I stand corrected on "Rapper's Delight".
Again, remember that the list was asking people, from the top of their heads to name their three favorite songs. Not "what do you think was big or important". If you figure that the bulk of votes were likely people in their 40s and "Hey Jude" is 45, it's not a surprise. I'm 57. "Hey Jude" might...maybe...have made my three favorite songs the first month it was out. Not since.
Some people here think the countdown is rigged if it's only songs on the KRTH playlist. I agree that those songs are most likely to get votes from KRTH listeners, but it's clear that when you say "your three favorite songs", there will be others. It doesn't surprise me that either Bryan Adams or John Cafferty had enough common votes.
"Rapper's Delight" surprises me.
6+ tells you nothing about demos. This would be a good time for David to tell us if there was any significant change 25-54.
As for Sebastian, well, KHJ really wasn't a model of stability. Within 7 months of Bill Drake's departure from RKO, Gerry Petersen was playing 180 records total at 48 RPM and writing memos telling jocks like Danny Martinez and Tony Mann to drop their "g"s to sound more relatable.
A year later, Charlie Van Dyke hired the best voices in the business (keeping only Machine Gun Kelly) and put on a polished, precise sound).
After two and a half years, Michael Spears tried making the station more adult, which scaled back production values, curtailed jock talk and instituted no-talk, no ID music sets.
And the numbers fell. Teens and young adults began bolting...not to KFI or KTNQ, but to KLOS and KMET, which blew past KHJ.
Sebastian was hired because in 1978, he was the most successful AM Top 40 programmer in the country. KDWB was huge, beating not only Top 40 challengers, but AOR.

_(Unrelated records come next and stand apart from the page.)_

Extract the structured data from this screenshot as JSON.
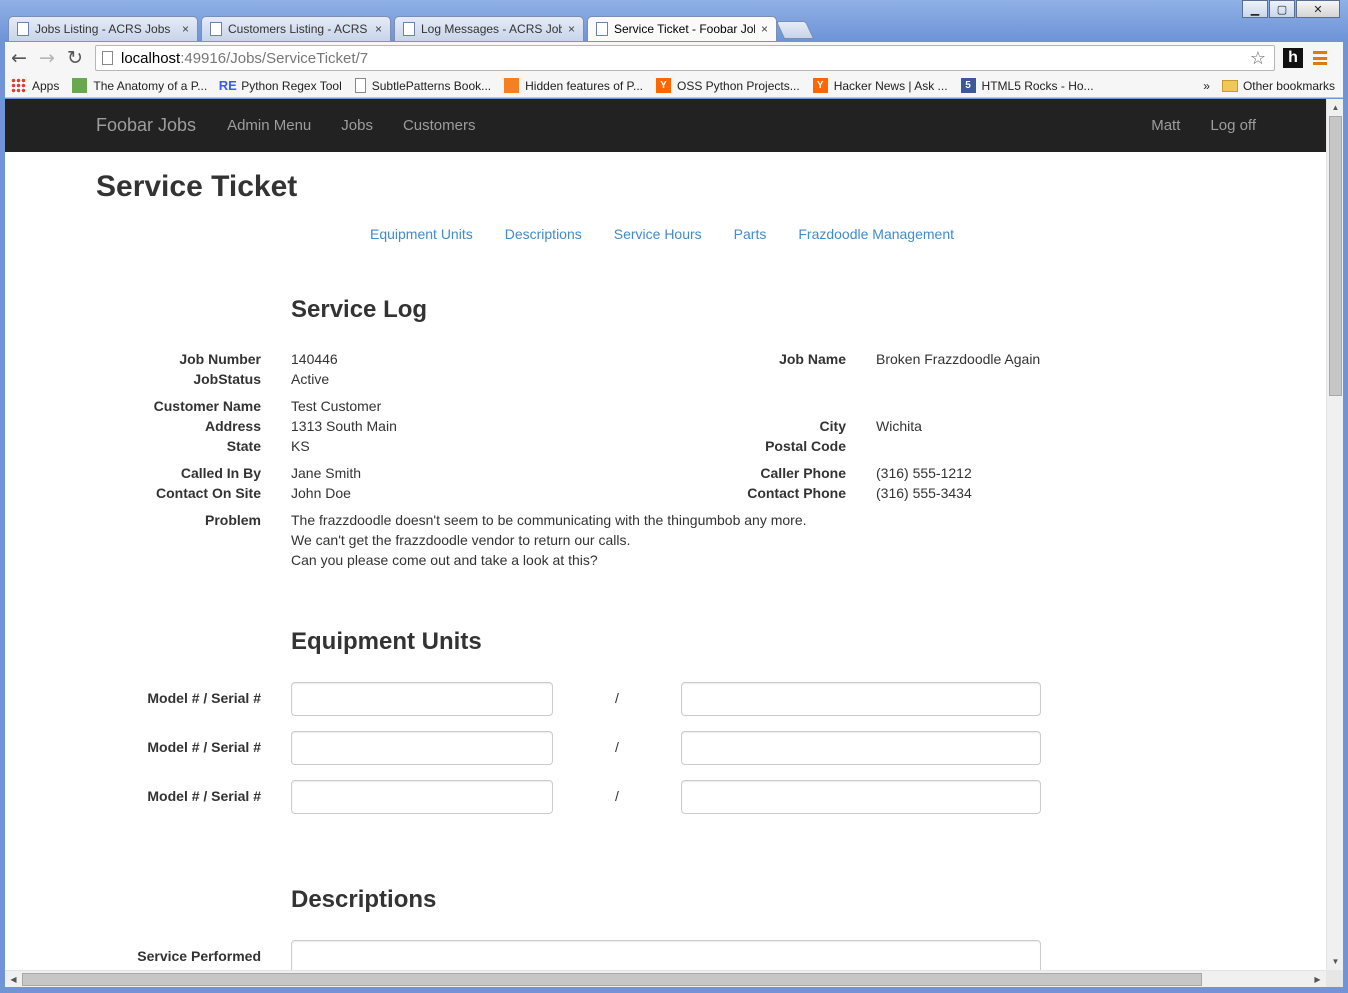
{
  "browser": {
    "tabs": [
      {
        "title": "Jobs Listing - ACRS Jobs",
        "active": false
      },
      {
        "title": "Customers Listing - ACRS",
        "active": false
      },
      {
        "title": "Log Messages - ACRS Jobs",
        "active": false
      },
      {
        "title": "Service Ticket - Foobar Jobs",
        "active": true
      }
    ],
    "tab_close": "×",
    "url_host": "localhost",
    "url_path": ":49916/Jobs/ServiceTicket/7",
    "back_icon": "←",
    "forward_icon": "→",
    "reload_icon": "↻",
    "star_icon": "☆",
    "extension_label": "h",
    "bookmarks": [
      {
        "label": "Apps",
        "icon": "apps-grid-icon",
        "color": "#3c78d8"
      },
      {
        "label": "The Anatomy of a P...",
        "icon": "page-green-icon",
        "color": "#6aa84f"
      },
      {
        "label": "Python Regex Tool",
        "icon": "re-icon",
        "color": "#3d5afe"
      },
      {
        "label": "SubtlePatterns Book...",
        "icon": "page-icon",
        "color": "#ffffff"
      },
      {
        "label": "Hidden features of P...",
        "icon": "stack-overflow-icon",
        "color": "#f48024"
      },
      {
        "label": "OSS Python Projects...",
        "icon": "y-combinator-icon",
        "color": "#ff6600"
      },
      {
        "label": "Hacker News | Ask ...",
        "icon": "y-combinator-icon",
        "color": "#ff6600"
      },
      {
        "label": "HTML5 Rocks - Ho...",
        "icon": "html5-icon",
        "color": "#3b5998"
      }
    ],
    "bookmarks_overflow": "»",
    "other_bookmarks": "Other bookmarks",
    "window_controls": {
      "minimize": "▁",
      "maximize": "▢",
      "close": "✕"
    }
  },
  "navbar": {
    "brand": "Foobar Jobs",
    "links": [
      "Admin Menu",
      "Jobs",
      "Customers"
    ],
    "user": "Matt",
    "logoff": "Log off",
    "bg_color": "#222222"
  },
  "page": {
    "title": "Service Ticket",
    "subnav": [
      "Equipment Units",
      "Descriptions",
      "Service Hours",
      "Parts",
      "Frazdoodle Management"
    ],
    "link_color": "#428bca"
  },
  "service_log": {
    "heading": "Service Log",
    "job_number_label": "Job Number",
    "job_number": "140446",
    "job_status_label": "JobStatus",
    "job_status": "Active",
    "job_name_label": "Job Name",
    "job_name": "Broken Frazzdoodle Again",
    "customer_name_label": "Customer Name",
    "customer_name": "Test Customer",
    "address_label": "Address",
    "address": "1313 South Main",
    "city_label": "City",
    "city": "Wichita",
    "state_label": "State",
    "state": "KS",
    "postal_code_label": "Postal Code",
    "postal_code": "",
    "called_in_by_label": "Called In By",
    "called_in_by": "Jane Smith",
    "caller_phone_label": "Caller Phone",
    "caller_phone": "(316) 555-1212",
    "contact_on_site_label": "Contact On Site",
    "contact_on_site": "John Doe",
    "contact_phone_label": "Contact Phone",
    "contact_phone": "(316) 555-3434",
    "problem_label": "Problem",
    "problem_lines": [
      "The frazzdoodle doesn't seem to be communicating with the thingumbob any more.",
      "We can't get the frazzdoodle vendor to return our calls.",
      "Can you please come out and take a look at this?"
    ]
  },
  "equipment_units": {
    "heading": "Equipment Units",
    "rows": [
      {
        "label": "Model # / Serial #",
        "separator": "/",
        "model": "",
        "serial": ""
      },
      {
        "label": "Model # / Serial #",
        "separator": "/",
        "model": "",
        "serial": ""
      },
      {
        "label": "Model # / Serial #",
        "separator": "/",
        "model": "",
        "serial": ""
      }
    ]
  },
  "descriptions": {
    "heading": "Descriptions",
    "service_performed_label": "Service Performed",
    "service_performed": ""
  }
}
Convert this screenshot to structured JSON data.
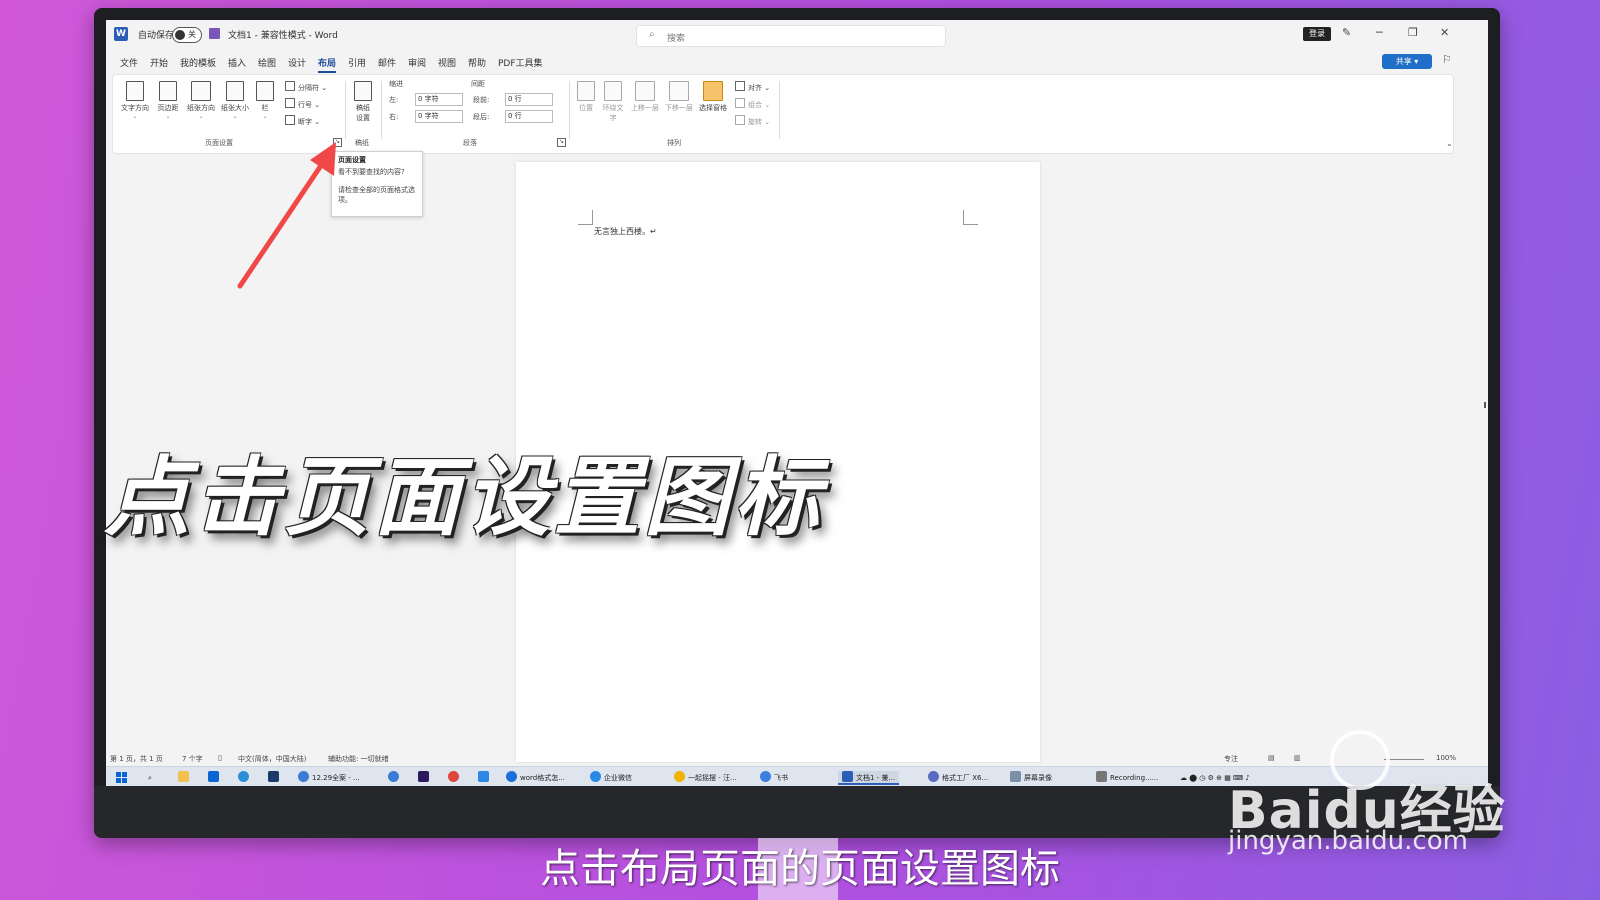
{
  "titlebar": {
    "autosave_label": "自动保存",
    "autosave_state": "关",
    "doc_title": "文档1 - 兼容性模式 - Word",
    "search_placeholder": "搜索",
    "login_label": "登录"
  },
  "menu": {
    "tabs": [
      "文件",
      "开始",
      "我的模板",
      "插入",
      "绘图",
      "设计",
      "布局",
      "引用",
      "邮件",
      "审阅",
      "视图",
      "帮助",
      "PDF工具集"
    ],
    "active_index": 6,
    "share_label": "共享"
  },
  "ribbon": {
    "page_setup": {
      "text_direction": "文字方向",
      "margins": "页边距",
      "orientation": "纸张方向",
      "size": "纸张大小",
      "columns": "栏",
      "breaks": "分隔符",
      "line_numbers": "行号",
      "hyphenation": "断字",
      "group_label": "页面设置"
    },
    "draft": {
      "button": "稿纸设置",
      "group_label": "稿纸"
    },
    "paragraph": {
      "indent_header": "缩进",
      "spacing_header": "间距",
      "left_label": "左:",
      "left_value": "0 字符",
      "right_label": "右:",
      "right_value": "0 字符",
      "before_label": "段前:",
      "before_value": "0 行",
      "after_label": "段后:",
      "after_value": "0 行",
      "group_label": "段落"
    },
    "arrange": {
      "position": "位置",
      "wrap_text": "环绕文字",
      "bring_forward": "上移一层",
      "send_backward": "下移一层",
      "selection_pane": "选择窗格",
      "align": "对齐",
      "group": "组合",
      "rotate": "旋转",
      "group_label": "排列"
    }
  },
  "tooltip": {
    "title": "页面设置",
    "question": "看不到要查找的内容?",
    "description": "请检查全部的页面格式选项。"
  },
  "document": {
    "text": "无言独上西楼。↵"
  },
  "statusbar": {
    "page": "第 1 页，共 1 页",
    "words": "7 个字",
    "language": "中文(简体，中国大陆)",
    "accessibility": "辅助功能: 一切就绪",
    "focus": "专注",
    "zoom": "100%"
  },
  "taskbar": {
    "items": [
      "12.29全案 - ...",
      "word格式怎...",
      "企业微信",
      "一起摇摆 - 汪...",
      "飞书",
      "文档1 - 兼...",
      "格式工厂 X6...",
      "屏幕录像",
      "Recording......"
    ],
    "active_index": 5,
    "icon_colors": [
      "#3a7bd5",
      "#1b6fd8",
      "#2b89e6",
      "#f0b400",
      "#3d7de0",
      "#2b5fb7",
      "#5a6bbf",
      "#7b8fa6",
      "#777777"
    ]
  },
  "caption": "点击页面设置图标",
  "subtitle": "点击布局页面的页面设置图标",
  "watermark": {
    "logo": "Baidu经验",
    "url": "jingyan.baidu.com"
  },
  "colors": {
    "accent": "#1f4e99",
    "arrow": "#f04848",
    "share": "#1f6ec7"
  }
}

When he got to KHJ, he realized it was KMET and KLOS that was eating KHJ's lunch. And he stopped it, reversed it for a book. Stayed ahead of KLOS and the other Top 40s, but KMET came back. John chose to defend against them.
In 20/20 hindsight, he could never have won that. But at the time, it was KMET that was taking KHJ's audience. And he kept KHJ #1 among Top 40s while he was there.
Did it work? Not in the long term. What would have?